Les mots qui reviennent le plus à son sujet pourraient se contredire: fragilité, courage, énergie, pudeur... Saluant une dernière fois le dramaturge et metteur en scène Jean-Luc Lagarce après que le sida l'eut emporté à 38 ans, le 30 septembre 1995, Colette Godard écrit dans Le Monde : "La force de vie était quelque chose d'admirable chez ce grand garçon mince à la voix douce un peu brisée". La journaliste évoquait également un "homme discret jusqu'au secret au sourire timide, tellement chaleureux"... Trente ans après, Charles Salles réunifie toutes ces facettes de l'auteur de la pièce Juste la fin du monde dans un récit audacieux qui tourne le dos à la biographie classique. Rien de mieux qu'une pièce, finalement, pour évoquer un homme de théâtre. Maniant sans maladresse l'art de la didascalie, l'auteur s'y attèle avec sensibilité, jusqu'à donner l'impression que cette pièce, Lagarce lui-même aurait pu l'écrire.
Le procédé implique cependant un personnage fictif extérieur : Gus Idaho, un documentariste américain qui enquête sur le dramaturge en rencontrant ses proches, la Mère, le Père, la Comédienne (avec des majuscules, comme chez Lagarce...), d'autres encore, notamment des amours réels - ou imaginaires. L'Alter Ego également, derrière lequel on devine François Berreur, l'exécuteur testamentaire de Lagarce, ou encore Micheline et Lucien Attoun, qui ont contribué à faire découvrir le dramaturge dans leur Théâtre ouvert. De fait, rien ne sonne faux dans cette évocation. Parfait connaisseur d'une œuvre qui n'est pas à proprement parler le cœur du livre ("Jean Luc n'est jamais dans la transparence, à l'image de son théâtre, il faut gratter pour trouver le sens, interpréter"), Charles Salles a surtout lu le Journal de Lagarce. Il a aussi retrouvé dans les archives quelques-unes de ses lettres dont il se sert pour composer un portrait intime, celui d'un homme qui a toujours mené sa vie à rebours...

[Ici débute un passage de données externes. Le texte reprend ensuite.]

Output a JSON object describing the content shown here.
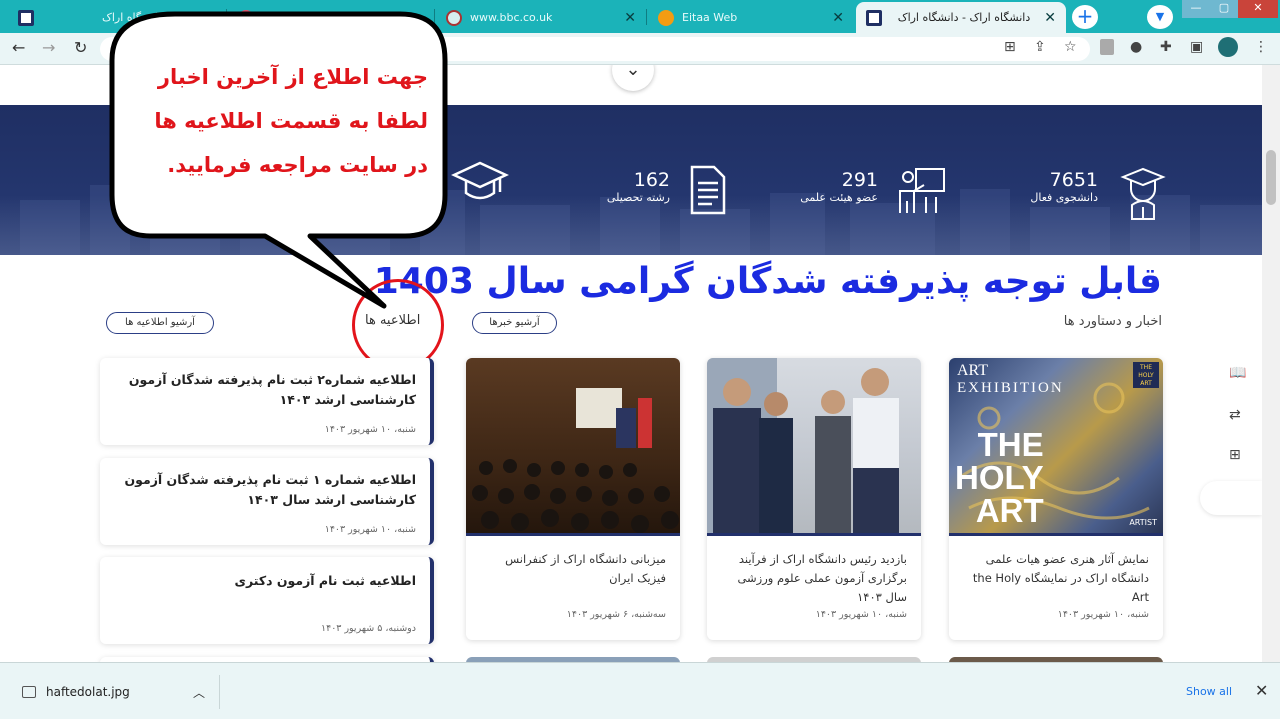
{
  "browser": {
    "tabs": [
      {
        "title": "دانشگاه اراک",
        "active": false
      },
      {
        "title": "",
        "active": false
      },
      {
        "title": "www.bbc.co.uk",
        "active": false
      },
      {
        "title": "Eitaa Web",
        "active": false
      },
      {
        "title": "دانشگاه اراک - دانشگاه اراک",
        "active": true
      }
    ],
    "accent": "#1bb3b9"
  },
  "page": {
    "stats": [
      {
        "value": "7651",
        "label": "دانشجوی فعال",
        "icon": "graduate-icon"
      },
      {
        "value": "291",
        "label": "عضو هیئت علمی",
        "icon": "teacher-board-icon"
      },
      {
        "value": "162",
        "label": "رشته تحصیلی",
        "icon": "document-icon"
      }
    ],
    "headline": "قابل توجه پذیرفته شدگان گرامی سال 1403",
    "news_section_title": "اخبار و دستاورد ها",
    "news_archive_label": "آرشیو خبرها",
    "notices_title": "اطلاعیه ها",
    "notices_archive_label": "آرشیو اطلاعیه ها",
    "notices": [
      {
        "title": "اطلاعیه شماره۲ ثبت نام پذیرفته شدگان آزمون کارشناسی ارشد ۱۴۰۳",
        "date": "شنبه، ۱۰ شهریور ۱۴۰۳"
      },
      {
        "title": "اطلاعیه شماره ۱ ثبت نام پذیرفته شدگان آزمون کارشناسی ارشد سال ۱۴۰۳",
        "date": "شنبه، ۱۰ شهریور ۱۴۰۳"
      },
      {
        "title": "اطلاعیه ثبت نام آزمون دکتری",
        "date": "دوشنبه، ۵ شهریور ۱۴۰۳"
      }
    ],
    "news": [
      {
        "title": "نمایش آثار هنری عضو هیات علمی دانشگاه اراک در نمایشگاه the Holy Art",
        "date": "شنبه، ۱۰ شهریور ۱۴۰۳"
      },
      {
        "title": "بازدید رئیس دانشگاه اراک از فرآیند برگزاری آزمون عملی علوم ورزشی سال ۱۴۰۳",
        "date": "شنبه، ۱۰ شهریور ۱۴۰۳"
      },
      {
        "title": "میزبانی دانشگاه اراک از کنفرانس فیزیک ایران",
        "date": "سه‌شنبه، ۶ شهریور ۱۴۰۳"
      }
    ],
    "poster_text": {
      "line1": "ART",
      "line2": "EXHIBITION",
      "badge": "THE HOLY ART",
      "big1": "THE",
      "big2": "HOLY",
      "big3": "ART",
      "corner": "ARTIST"
    }
  },
  "callout": {
    "lines": [
      "جهت اطلاع از آخرین اخبار",
      "لطفا به قسمت اطلاعیه ها",
      "در سایت مراجعه فرمایید."
    ],
    "color": "#e0151b"
  },
  "downloads": {
    "file": "haftedolat.jpg",
    "show_all": "Show all"
  }
}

À rebours de son milieu ouvrier dans le Doubs, mais sans les clichés qui vont avec ("N'imaginez pas les Bellegueule, rien à voir avec Edouard Louis, ce n'était pas du tout violent et pas du tout lumpen, pas du tout, n'allez pas vous fourvoyer, ne dites pas que sa famille était un problème"...), à rebours également d'une certaine vie parisienne, lui qui n'a jamais connu de publication de son vivant. À rebours, surtout, des normes de l'époque lorsqu'on est gay - un mot que Lagarce n'aimait pas - et qu'on s'épuise à vivre le jour comme la nuit. Entre deux backrooms, il tombe inopinément sur Alain Pacadis, le journaliste glam-punk à qui Charles Salles a consacré son précédent récit. Profil différent. Pacadis, lui, conciliait bien plus aisément ses jours et ses nuits.
Un chercheur sur le sida monte également sur scène. Il nous apprend comment le virus s’est propagé. Juste avant, Charles Salles a imaginé le moment où Lagarce apprend qu’il est séropositif. Sa première réaction ? « Ah ! Bien, très bien… » Puis il tombe lorsqu'il repère dans la salle d'attente trois garçons qu'il reconnaît. Parmi les dernières apparitions, celle du frère : "Il ne te suffisait pas de t'avoir effacé de ton monde, il fallait en plus que tu me fasses passer, face à l'éternité, pour le méchant"... À Besançon, où il a fait ses gammes, on inaugurera une esplanade Jean-Luc Lagarce. Noir sur scène.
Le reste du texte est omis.